Geopolitical issues causing slower real estate trade and investment in Europe and America may well benefit Asia Pacific, says Yolande Barnes, Director of World Research at Savills.

Visiting Australia this month Yolande outlined how geopolitical disruptions took over from global economic conditions last year as the major driver of trading behaviour in real estate. 

The surprise election of Donald Trump in the US, the rise of extreme populist parties in Europe and tightly contested elections in Italy, Netherlands, France and Germany are all contributing to an uncertain investment environment in the world’s largest real estate markets. 

In 2016 global real estate trading levels dropped by 12% with Europe, the Middle East and Africa (EMEA) region down by 21%. 

According to Yolande “this is significant for the industry and may mean that global trading will once again start tilting away from the USA and Europe and toward Asia again.”

“The Australian market is significant within the Asia Pacific region, and Sydney and Melbourne being world class cities have attracted a significant amount of capital,” she says. 

Other growth cities she named include Shanghai, Beijing and Ho Chi Minh City, with Singapore and Hong Kong declining in growth over the past few years.

“Depending on the risk you are willing to take, within Asia, Vietnam is a great example of high growth and a captive real estate market Ho Chi Minh City probably being the hot spot.

“If you wanted a low risk and less volatile market, you might for example look at Tokyo. It’s not high yield but it has stable income,” Yolande says.

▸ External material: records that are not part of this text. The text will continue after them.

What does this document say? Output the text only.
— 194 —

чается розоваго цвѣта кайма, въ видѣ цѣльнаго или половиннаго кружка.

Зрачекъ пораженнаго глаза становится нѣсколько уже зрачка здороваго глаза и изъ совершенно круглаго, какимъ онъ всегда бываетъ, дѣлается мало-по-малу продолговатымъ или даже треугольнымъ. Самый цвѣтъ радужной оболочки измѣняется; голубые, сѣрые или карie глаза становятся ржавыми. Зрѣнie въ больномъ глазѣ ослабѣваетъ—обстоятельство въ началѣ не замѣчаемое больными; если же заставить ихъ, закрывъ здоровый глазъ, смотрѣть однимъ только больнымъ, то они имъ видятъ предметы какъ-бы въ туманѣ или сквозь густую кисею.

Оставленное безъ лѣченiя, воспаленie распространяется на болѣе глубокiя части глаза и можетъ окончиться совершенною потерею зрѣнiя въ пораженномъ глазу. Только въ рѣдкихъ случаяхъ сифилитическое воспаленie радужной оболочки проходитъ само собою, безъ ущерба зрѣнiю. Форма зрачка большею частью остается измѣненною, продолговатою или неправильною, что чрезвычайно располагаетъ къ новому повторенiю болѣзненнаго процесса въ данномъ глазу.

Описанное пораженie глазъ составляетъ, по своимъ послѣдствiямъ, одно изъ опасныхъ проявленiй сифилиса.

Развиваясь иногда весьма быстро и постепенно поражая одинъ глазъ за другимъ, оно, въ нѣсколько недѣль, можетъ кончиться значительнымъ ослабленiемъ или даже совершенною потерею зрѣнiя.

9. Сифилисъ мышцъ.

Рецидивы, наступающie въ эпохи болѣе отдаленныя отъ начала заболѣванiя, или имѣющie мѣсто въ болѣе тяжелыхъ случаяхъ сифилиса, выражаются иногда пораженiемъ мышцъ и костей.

In a world where low interest rates have pushed asset prices including residential property to the full, Yolande says the challenge for real estate investors is finding value. With income now a focus for many investors over capital growth, property in cities in great locations with natural advantages are becoming increasingly sought after. 

“Buyers all over the planet are beginning to recognise that neighbourhoods offering a high quality of life will appreciate in value, not just so many square feet of bricks and mortar,” she says.

Sydney, offering sunshine, beaches and a stable and transparent political system appears well placed for income-seeking property investors. However, the local real estate market is not without challenges Yolande warns.

“I think the biggest challenge for Sydney is its urban form. It's very extensive and low lying and needs a higher density around transport nodes,” she says.

“But equally, there have been some interesting developments recently and new infrastructure investment that will make a big difference to the city. In Sydney there are huge longer term opportunities.”